Non odio affatto le novità e i cambiamenti anche se - ovviamente - faccio sempre più fatica ad assimilarli. Sulla rete e sulle sue potenzialità di essere il supporto vincente della informazione (anche locale) ho iniziato a scommettere 16 anni fa, tra i risolini di scherno e i "ma dove vai senza ombrello?" della maggior parte dell'eletta schiera dei "colleghi informatori" .
Ciò premesso confesso di guardare anche con un po' di preoccupazione alla "rivoluzione comunicativa" apparentemente inarrestabile che è in atto, e che, come tutte le rivoluzioni, determina anche l'insorgere di "effetti collaterali" che possono pure devastare.
Un esempio: fino a qualche anno fa un amministratore che intendeva parlare alla sua comunità era forzato ad una tempistica precisa, ed all'uso di strumenti che obbligavano a ponderare il contenuto del messaggio, la sua forma, la sua sintesi, la sua intellegibilità.
Inoltre esisteva, nei soggetti sociali organizzati, negli enti, una sorta di selezione e di gerarchia comunicativa, funzionale alla rappresentazione discretamente efficace e significativa dei "pensare collettivi".
Oggi non è più così: autorità vere o presunte si mescolano a perfetti chiccazzé in una sarabanda di esternazioni che invadono il web pontificando, bocciando e promovendo, offendendo quasi sempre impunemente, diffamando e magnificando acriticamente, sbertucciando, raccontando bugie o quanto meno fantasiose interpretazioni, a formare una indistinguibile matassa di realtà e falsità, di ragionamenti sensati e cazzate, di biliosi attacchi e giuste proteste; un viscoso mare di marmellata eternamente in tempesta nel quale è impossibile orientarsi.
Credo in sintesi che fino ad oggi la rete non abbia consentito un reale aumento della partecipazione dei cittadini, ma piuttosto abbia determinato la diffusione della illusione del partecipare alle scelte della comunità.
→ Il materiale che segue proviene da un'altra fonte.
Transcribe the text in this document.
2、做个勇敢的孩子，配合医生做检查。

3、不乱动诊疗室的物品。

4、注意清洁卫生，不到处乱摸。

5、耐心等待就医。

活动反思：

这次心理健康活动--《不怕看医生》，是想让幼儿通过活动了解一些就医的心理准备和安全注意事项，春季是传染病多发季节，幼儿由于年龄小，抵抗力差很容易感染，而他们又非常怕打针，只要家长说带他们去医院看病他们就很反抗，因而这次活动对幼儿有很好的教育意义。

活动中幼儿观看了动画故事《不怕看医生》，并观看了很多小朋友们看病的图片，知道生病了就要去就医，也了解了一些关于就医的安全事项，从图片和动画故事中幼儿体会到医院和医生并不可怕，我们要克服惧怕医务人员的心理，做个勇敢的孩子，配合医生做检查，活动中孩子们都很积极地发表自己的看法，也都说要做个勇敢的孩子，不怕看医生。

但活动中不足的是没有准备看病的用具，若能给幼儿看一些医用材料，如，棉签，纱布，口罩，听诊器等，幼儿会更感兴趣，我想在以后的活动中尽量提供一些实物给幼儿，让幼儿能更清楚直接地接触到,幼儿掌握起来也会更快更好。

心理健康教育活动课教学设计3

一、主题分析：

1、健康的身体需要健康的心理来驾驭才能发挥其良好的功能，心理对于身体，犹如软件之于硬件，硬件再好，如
Quando ci si interroga sui perché del mostruoso aumento della astensione dal voto, fenomeno che - ha ragione Lorenzo Marchetti - è il vero dato politico emerso dall'ultima tornata elettorale (all'Elba anche più severamente che altrove), proviamo ad inserirne, tra gli altri, uno nuovo: "Non vado a votare, perché quello che penso e che avevo da dire l'ho scritto su Facebook (o su un'altro social network o su un blog)"
Per dire che se vanno certamente riformati (e resi puliti, trasparenti, democratici) i soggetti che la Costituzione chiama partiti, non si può pensare (o se qualcuno preferisce non si può ancora pensare) che la loro funzione democratica sia surrogata dal web, che a sua volta necessita di gestione, ordine, regole e legalità e che comunque, per quanto il suo uso sia massivamente diffuso, resta non praticato da una larghissima fetta di popolazione, che ha gli stessi diritti di quella "connessa" .
Un (modesto) sogno ce l'ho: quello che la rete in luogo che incentivare il rinchiudersi nelle proprie dimore, spinga davvero le persone a tornare ad incontrarsi a parlarsi, in ambiti pure fisici umani, per fare (anche) buona politica.